One Week Into Campaign, Party Votes on Replacing Nominee

People Power Party members reject attempt in phone survey
By Newser Editors and Wire Services
Posted May 10, 2025 11:31 AM CDT
Updated May 10, 2025 12:00 PM CDT
One Week Into Campaign, Party Votes on Replacing Nominee
South Korea's People Power Party's presidential election candidate Kim Moon Soo, right, talks with independent preliminary presidential election candidate Han Duck-soo during a meeting in Seoul on Thursday.   (Yonhap via AP)

South Korea's embattled conservative party canceled then reinstated the presidential candidacy of Kim Moon Soo within hours on Saturday as internal turmoil escalated ahead of the June 3 election. The chaotic U-turn, after a failed attempt to replace Kim with former Prime Minister Han Duck-soo, underscored the People Power Party's leadership crisis following the ouster of former President Yoon Suk Yeol over his martial law imposition in December, the AP reports, which possibly doomed the conservatives' chances of winning another term in government.

Kim, a former labor minister under Yoon, was named the PPP's presidential candidate on May 3 after winning 56.3% of the primary vote, defeating a reformist rival who had criticized Yoon's martial law.

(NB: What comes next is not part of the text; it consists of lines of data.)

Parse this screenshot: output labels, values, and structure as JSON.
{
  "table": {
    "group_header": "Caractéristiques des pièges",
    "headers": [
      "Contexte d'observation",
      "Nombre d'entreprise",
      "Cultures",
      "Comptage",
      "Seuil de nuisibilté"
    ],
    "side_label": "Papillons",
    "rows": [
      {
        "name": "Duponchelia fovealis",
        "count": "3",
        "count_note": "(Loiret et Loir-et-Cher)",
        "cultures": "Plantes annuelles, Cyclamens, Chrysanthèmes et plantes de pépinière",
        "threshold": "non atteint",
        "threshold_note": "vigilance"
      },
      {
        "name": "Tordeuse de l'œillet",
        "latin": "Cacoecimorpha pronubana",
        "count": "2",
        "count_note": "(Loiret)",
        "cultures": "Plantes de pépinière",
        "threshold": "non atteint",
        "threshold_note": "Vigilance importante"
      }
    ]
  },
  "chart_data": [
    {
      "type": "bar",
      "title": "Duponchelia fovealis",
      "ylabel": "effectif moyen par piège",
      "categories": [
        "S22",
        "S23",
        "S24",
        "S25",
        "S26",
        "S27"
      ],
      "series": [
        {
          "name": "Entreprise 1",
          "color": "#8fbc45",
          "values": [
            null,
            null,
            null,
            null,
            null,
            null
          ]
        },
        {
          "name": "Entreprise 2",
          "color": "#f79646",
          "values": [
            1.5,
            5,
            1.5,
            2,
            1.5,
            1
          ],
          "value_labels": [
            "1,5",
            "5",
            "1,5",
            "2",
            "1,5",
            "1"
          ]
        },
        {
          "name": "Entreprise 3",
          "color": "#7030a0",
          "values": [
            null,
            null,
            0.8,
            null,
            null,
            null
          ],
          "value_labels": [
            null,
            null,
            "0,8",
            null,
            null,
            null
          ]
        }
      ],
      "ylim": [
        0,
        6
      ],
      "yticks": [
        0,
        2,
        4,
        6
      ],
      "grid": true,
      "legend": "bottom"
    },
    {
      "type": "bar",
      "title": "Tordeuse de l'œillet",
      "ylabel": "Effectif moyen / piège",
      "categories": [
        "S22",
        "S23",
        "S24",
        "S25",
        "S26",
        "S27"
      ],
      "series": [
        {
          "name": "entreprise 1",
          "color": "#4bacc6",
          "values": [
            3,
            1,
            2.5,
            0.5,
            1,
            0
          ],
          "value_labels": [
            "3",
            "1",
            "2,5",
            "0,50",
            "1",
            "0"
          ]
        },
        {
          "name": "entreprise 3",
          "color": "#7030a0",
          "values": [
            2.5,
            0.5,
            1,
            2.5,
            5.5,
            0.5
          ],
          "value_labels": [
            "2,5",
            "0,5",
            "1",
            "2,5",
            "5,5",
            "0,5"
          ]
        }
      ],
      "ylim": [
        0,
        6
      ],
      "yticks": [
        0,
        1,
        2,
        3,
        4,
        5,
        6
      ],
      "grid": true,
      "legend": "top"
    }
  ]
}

But the PPP's leadership, dominated by Yoon loyalists, had spent the past week desperately pressuring Kim to step aside and back Han, who they believed stood a stronger chance against liberal Democratic Party frontrunner Lee Jae-myung. After talks between Han and Kim failed to unify their candidacies, the PPP's emergency committee took the unprecedented step early Saturday of nullifying its primary, canceling Kim's nomination and registering Han as both a party member and its new presidential candidate.

The scheme required approval through an all-party vote conducted through an automated phone survey, which ultimately rejected the switch on Saturday night, per the AP. "While we cannot disclose the figures, the vote on switching the candidate was rejected by a narrow margin," party spokesman and lawmaker Shin Dong-wook said. Kim, who had denounced the party's attempt to replace him as an "overnight political coup," was immediately reinstated as the candidate and plans to officially register with election authorities on Sunday, according to the party. "Now everything will return to its rightful place," Kim said in a statement.